Cependant, lorsqu’elle est faite honnêtement et avec de bonnes intentions, la réinterprétation du passé est un aspect d’une importance vitale pour notre santé mentale et émotionnelle, notre croissance et notre maturité – à la fois en tant qu’individus et en tant que société.

C’est vrai, par exemple, en ce qui concerne la façon dont nous pensons à nos parents et à nos frères et sœurs. Un développement personnel sain exige que nous révisions régulièrement la façon dont nous pensons à nos parents et à nos frères et sœurs au cours de notre enfance, de notre adolescence, de notre vie adulte et de notre vieillesse.

Lorsqu’ils sont faits honnêtement et avec de bonnes intentions, nos meilleurs efforts pour mieux comprendre nos interactions avec nos parents et nos frères et sœurs dans le passé concernent notre désir de mieux nous comprendre dans le présent – afin de mieux nous comporter dans le présent.

Cependant, la croissance de la compréhension de soi est souvent une affaire douloureuse. Apprendre la vérité sur soi-même peut être profondément dérangeant car cela révèle souvent des choses sur nous que nous ne voulons pas ou avons peur de reconnaître. C’est pourquoi tant de personnes refusent de le faire.

Une option beaucoup plus facile, bien que finalement beaucoup moins enrichissante, est de se tromper en croyant à la narration superficielle de soi-même – la narration superficielle intéressée que la vie non examinée nous amènerait à croire.

Articles doit donc être félicitée pour son initiative “Truth about Stuff” Tā Mātou Pono- elle est disposée, en tant qu’organisation de médias d’information, à examiner son passé journalistique par rapport à la manière dont elle a rendu compte et décrit Māori afin de mieux se comprendre et, par conséquent, de mieux se comporter dans le présent.

Il faut une grande honnêteté intellectuelle et un grand courage moral pour remettre en question et réexaminer, tant en privé qu’en public, le récit superficiel qui a sous-tendu une si grande partie de son identité et de son comportement.

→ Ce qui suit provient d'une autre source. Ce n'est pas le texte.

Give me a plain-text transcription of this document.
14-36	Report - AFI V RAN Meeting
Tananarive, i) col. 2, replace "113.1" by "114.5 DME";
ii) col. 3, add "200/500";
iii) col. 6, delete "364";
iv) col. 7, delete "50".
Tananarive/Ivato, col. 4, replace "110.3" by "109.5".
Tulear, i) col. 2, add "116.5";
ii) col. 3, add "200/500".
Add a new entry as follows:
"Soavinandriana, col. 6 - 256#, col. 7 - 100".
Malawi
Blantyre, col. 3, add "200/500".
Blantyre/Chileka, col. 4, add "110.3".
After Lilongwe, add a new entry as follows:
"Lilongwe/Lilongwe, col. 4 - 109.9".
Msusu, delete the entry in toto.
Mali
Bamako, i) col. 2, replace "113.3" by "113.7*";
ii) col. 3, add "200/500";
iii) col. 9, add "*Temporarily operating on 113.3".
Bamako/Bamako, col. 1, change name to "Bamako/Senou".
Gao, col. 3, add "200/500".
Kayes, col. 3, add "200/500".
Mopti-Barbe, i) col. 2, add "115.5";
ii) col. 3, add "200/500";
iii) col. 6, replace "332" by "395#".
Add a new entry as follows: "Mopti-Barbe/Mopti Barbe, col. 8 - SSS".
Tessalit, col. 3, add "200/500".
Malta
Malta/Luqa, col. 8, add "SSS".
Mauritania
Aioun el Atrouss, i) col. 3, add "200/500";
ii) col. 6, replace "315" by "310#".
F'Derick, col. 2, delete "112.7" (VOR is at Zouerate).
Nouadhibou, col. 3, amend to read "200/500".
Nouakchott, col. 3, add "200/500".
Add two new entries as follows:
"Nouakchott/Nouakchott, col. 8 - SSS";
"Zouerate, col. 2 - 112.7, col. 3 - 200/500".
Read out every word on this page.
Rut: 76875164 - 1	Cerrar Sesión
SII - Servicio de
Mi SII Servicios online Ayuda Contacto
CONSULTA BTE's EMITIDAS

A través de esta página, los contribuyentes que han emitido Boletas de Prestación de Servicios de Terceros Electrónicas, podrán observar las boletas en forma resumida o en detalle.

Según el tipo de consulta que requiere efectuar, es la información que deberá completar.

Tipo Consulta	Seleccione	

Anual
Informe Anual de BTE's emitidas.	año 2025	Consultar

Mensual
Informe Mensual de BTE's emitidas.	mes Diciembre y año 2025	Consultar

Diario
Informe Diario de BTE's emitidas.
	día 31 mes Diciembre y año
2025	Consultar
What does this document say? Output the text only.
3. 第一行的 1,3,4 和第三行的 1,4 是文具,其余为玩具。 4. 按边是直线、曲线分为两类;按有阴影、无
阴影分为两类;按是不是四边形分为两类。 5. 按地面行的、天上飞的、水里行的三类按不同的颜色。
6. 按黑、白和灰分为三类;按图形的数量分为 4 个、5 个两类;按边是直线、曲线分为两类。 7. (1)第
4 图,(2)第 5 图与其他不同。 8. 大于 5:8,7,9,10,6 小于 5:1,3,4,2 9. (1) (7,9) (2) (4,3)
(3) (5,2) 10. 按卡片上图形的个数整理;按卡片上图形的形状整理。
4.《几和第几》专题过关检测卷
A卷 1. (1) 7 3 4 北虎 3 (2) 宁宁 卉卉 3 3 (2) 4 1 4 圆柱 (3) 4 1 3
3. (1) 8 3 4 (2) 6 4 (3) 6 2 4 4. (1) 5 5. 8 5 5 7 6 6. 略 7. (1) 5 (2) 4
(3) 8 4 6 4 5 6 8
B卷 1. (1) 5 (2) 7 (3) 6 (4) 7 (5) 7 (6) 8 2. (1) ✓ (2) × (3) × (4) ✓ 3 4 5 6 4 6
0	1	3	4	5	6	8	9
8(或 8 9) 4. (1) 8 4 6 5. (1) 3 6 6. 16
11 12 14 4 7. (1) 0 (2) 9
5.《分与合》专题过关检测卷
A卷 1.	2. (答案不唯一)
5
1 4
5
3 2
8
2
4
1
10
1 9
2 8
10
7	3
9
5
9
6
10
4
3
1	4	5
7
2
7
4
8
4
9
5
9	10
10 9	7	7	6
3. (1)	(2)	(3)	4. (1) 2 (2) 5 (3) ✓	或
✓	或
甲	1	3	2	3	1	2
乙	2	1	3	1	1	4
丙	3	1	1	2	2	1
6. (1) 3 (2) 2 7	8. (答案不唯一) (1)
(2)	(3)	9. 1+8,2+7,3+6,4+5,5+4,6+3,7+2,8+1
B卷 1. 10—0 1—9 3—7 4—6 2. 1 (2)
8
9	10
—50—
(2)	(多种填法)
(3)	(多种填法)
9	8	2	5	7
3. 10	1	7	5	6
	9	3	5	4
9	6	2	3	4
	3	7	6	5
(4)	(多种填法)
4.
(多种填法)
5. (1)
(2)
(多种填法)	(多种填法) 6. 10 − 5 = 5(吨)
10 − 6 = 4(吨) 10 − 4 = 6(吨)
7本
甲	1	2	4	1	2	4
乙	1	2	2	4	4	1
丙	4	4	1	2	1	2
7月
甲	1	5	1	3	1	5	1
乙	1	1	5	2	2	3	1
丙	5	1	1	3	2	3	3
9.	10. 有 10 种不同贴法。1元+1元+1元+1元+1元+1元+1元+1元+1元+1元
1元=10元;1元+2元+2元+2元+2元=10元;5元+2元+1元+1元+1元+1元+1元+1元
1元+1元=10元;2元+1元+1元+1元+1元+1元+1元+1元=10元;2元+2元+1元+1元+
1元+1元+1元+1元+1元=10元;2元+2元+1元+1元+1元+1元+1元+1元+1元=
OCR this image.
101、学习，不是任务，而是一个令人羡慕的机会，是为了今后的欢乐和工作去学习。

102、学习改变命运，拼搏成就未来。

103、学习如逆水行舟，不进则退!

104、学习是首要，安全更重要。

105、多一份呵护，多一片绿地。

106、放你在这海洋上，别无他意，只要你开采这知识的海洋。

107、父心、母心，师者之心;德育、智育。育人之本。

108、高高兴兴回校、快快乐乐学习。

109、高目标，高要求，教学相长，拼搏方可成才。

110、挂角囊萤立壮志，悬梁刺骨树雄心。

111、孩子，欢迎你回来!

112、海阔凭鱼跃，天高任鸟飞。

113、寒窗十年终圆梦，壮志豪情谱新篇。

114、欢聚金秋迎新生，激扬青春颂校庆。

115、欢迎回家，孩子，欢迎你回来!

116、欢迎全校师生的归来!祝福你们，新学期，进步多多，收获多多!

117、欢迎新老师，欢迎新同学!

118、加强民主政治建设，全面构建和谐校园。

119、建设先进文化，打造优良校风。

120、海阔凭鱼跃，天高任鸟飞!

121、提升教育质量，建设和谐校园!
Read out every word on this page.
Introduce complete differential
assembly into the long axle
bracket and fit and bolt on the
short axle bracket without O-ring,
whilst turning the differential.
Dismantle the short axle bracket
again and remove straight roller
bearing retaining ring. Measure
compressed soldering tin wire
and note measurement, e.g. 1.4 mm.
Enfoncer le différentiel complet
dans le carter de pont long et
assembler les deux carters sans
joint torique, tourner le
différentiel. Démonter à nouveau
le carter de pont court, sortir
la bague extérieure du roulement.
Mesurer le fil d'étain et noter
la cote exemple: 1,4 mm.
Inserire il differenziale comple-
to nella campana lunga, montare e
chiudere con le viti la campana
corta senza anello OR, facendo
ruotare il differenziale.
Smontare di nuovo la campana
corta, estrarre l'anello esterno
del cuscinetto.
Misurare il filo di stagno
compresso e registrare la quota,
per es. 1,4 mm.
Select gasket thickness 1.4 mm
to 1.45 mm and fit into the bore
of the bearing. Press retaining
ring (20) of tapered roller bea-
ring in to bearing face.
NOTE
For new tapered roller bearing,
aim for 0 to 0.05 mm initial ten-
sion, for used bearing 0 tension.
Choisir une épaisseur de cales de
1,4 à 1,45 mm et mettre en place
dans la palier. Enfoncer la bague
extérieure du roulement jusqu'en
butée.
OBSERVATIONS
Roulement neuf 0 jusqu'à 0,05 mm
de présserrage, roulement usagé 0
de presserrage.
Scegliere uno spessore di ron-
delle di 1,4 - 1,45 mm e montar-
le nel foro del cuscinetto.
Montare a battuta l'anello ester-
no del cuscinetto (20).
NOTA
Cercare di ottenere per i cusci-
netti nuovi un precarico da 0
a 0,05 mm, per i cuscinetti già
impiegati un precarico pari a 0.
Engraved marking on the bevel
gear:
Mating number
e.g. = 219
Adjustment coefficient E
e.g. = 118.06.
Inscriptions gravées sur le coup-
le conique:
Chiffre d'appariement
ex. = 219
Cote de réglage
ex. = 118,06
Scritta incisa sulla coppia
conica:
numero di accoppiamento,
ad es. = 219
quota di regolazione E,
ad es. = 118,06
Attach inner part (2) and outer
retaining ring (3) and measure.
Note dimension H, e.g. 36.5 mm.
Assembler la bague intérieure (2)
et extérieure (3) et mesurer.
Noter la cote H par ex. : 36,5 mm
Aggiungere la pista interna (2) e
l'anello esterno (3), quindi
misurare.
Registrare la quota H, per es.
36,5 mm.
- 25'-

Cela vaut également pour les organisations commerciales comme Articlescomme elle l’est pour les individus, les sous-groupes de la société et les nations. Et c’est particulièrement vrai pour les individus, les sous-groupes et les institutions religieuses.

La vérité est qu’une grande partie du christianisme a une histoire honteuse qui fait ArticlesEn comparaison, le passé de l’Europe a l’air d’un saint.

Elle a une histoire honteuse de croisades, d’inquisitions, de persécutions sectaires, de guerres de religion, d’esclavage, de colonisations génocidaires, d’abus institutionnels – et à notre époque (pour ne citer qu’une aberration), les chrétiens ont transformé Jésus en un défenseur du capitalisme de marché libre afin de justifier leur acquisition de richesses et leur indifférence à l’égard des immigrants, des demandeurs d’asile, des pauvres et des nécessiteux.

Pourtant, malgré tous ses défauts, ce que la foi chrétienne a – et c’est quelque chose que beaucoup d’organisations et d’institutions n’ont pas – c’est qu’elle contient en elle-même un élément subversif, hérétique, et donc réformateur, qui remet continuellement en question sa tendance trop fréquente à maintenir les divers récits intéressés qu’elle a si souvent créés.

Cet élément subversif, hérétique et réformateur est l’histoire de Jésus-Christ – une histoire qui refuse simplement de se laisser capturer par des récits égoïstes – une histoire qui insiste pour que nous revoyions, repensions et réinterprétons régulièrement le passé à la lumière de Jésus-Christ afin de pouvoir mieux nous comporter dans le présent – une histoire qui résiste donc à la noyade, à la dévalorisation et au rejet des histoires et des préoccupations de ceux qui sont victimes d’abus et d’exploitation des chrétiens.